Caspase-8 prevents the formation of the RIPK1-RIPK3 complex that was dependent on RIPK3 RHIM dependent but not RIPK1 kinase activity.

(A) Western blots of Casp8+/+, Casp8+/−, and Casp8−/− immortalized MEFs treated with 1 μM Smac mimic, 20 ng/ml TNF-α plus 20 μM zVAD for 6 h (+TSZ) or 0 h (−TSZ) as indicated. Results are representative of three independent experiments. (B) E12.5 yolk sacs and embryos representative of WT (n = 2), Casp8−/− (n = 3), Ripk3−/−Casp8−/− (n = 6), Mlkl−/−Casp8−/− (n = 2), and Ripk3v448p/v448pCasp8−/− (n = 2).
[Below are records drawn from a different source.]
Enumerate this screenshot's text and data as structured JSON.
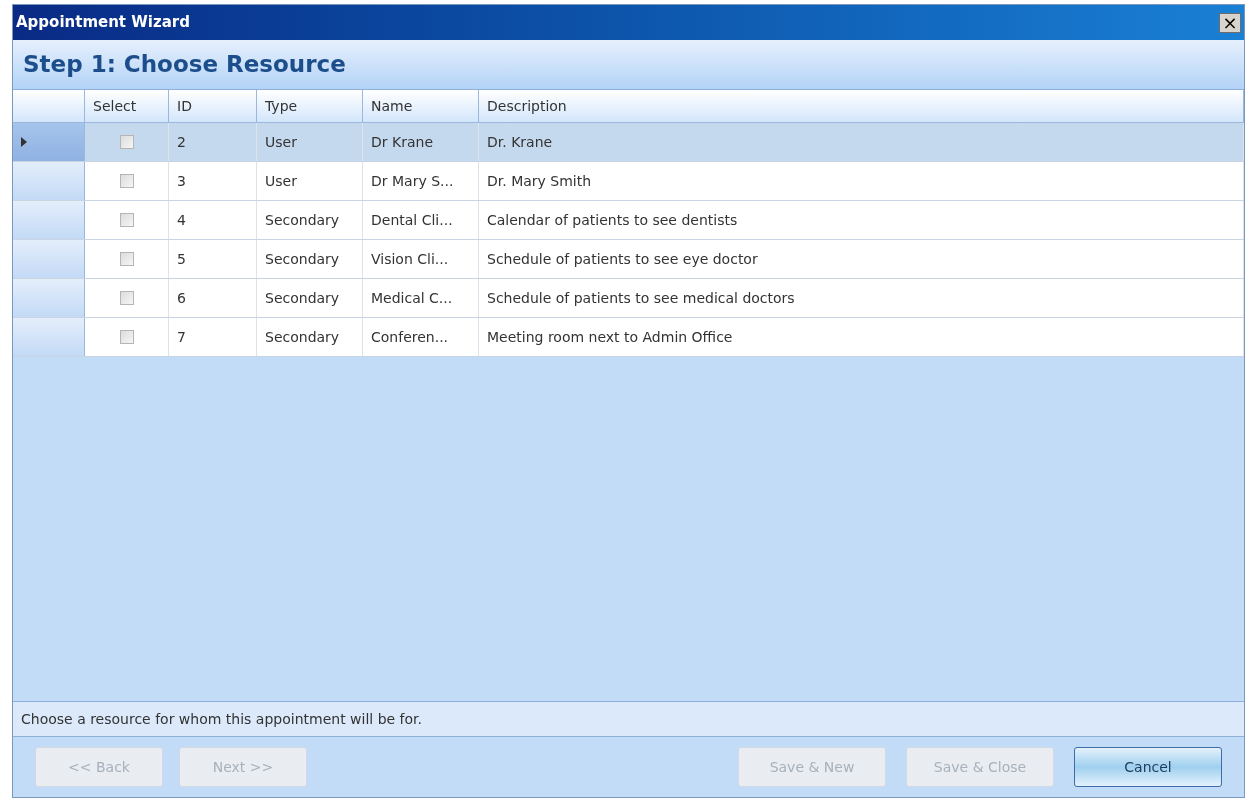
{
  "window": {
    "title": "Appointment Wizard",
    "close_label": "×"
  },
  "step_title": "Step 1: Choose Resource",
  "table": {
    "columns": [
      "Select",
      "ID",
      "Type",
      "Name",
      "Description"
    ],
    "rows": [
      {
        "selected": true,
        "checked": false,
        "id": "2",
        "type": "User",
        "name": "Dr Krane",
        "description": "Dr. Krane"
      },
      {
        "selected": false,
        "checked": false,
        "id": "3",
        "type": "User",
        "name": "Dr Mary S...",
        "description": "Dr. Mary Smith"
      },
      {
        "selected": false,
        "checked": false,
        "id": "4",
        "type": "Secondary",
        "name": "Dental Cli...",
        "description": "Calendar of patients to see dentists"
      },
      {
        "selected": false,
        "checked": false,
        "id": "5",
        "type": "Secondary",
        "name": "Vision Cli...",
        "description": "Schedule of patients to see eye doctor"
      },
      {
        "selected": false,
        "checked": false,
        "id": "6",
        "type": "Secondary",
        "name": "Medical C...",
        "description": "Schedule of patients to see medical doctors"
      },
      {
        "selected": false,
        "checked": false,
        "id": "7",
        "type": "Secondary",
        "name": "Conferen...",
        "description": "Meeting room next to Admin Office"
      }
    ]
  },
  "hint": "Choose a resource for whom this appointment will be for.",
  "buttons_left": [
    {
      "label": "<< Back",
      "disabled": true
    },
    {
      "label": "Next >>",
      "disabled": true
    }
  ],
  "buttons_right": [
    {
      "label": "Save & New",
      "disabled": true
    },
    {
      "label": "Save & Close",
      "disabled": true
    },
    {
      "label": "Cancel",
      "disabled": false
    }
  ]
}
Diagram depicting the extent of viability of different strains of Casp8−/− mice was shown below. (C) Western blots of Casp8+/+, Casp8−/−, Ripk3−/−Casp8−/−, Mlkl−/−Casp8−/−, and Ripk3v448p/v448pCasp8−/− immortalized MEFs after 24-h Nec-1 treatment. Results are representative of three independent experiments. Nec-1, 30 μM (−, untreated; +, treated). (D) Western blots of Casp8+/+, Ripk3−/−, and Mlkl−/−Casp8−/− immortalized MEFs after 24-h treatment. Nec-1 (iRIP1), 30 μM. GSK’872 (iRIP3), 10 nM (−, untreated). Results are representative of three independent experiments. (E) Western blots of Mlkl−/−Casp8−/− immortalized MEFs lysates before (Input) and after IP with anti-RIPK1 Ab. GAPDH was used as a loading control. Results are representative of three independent experiments.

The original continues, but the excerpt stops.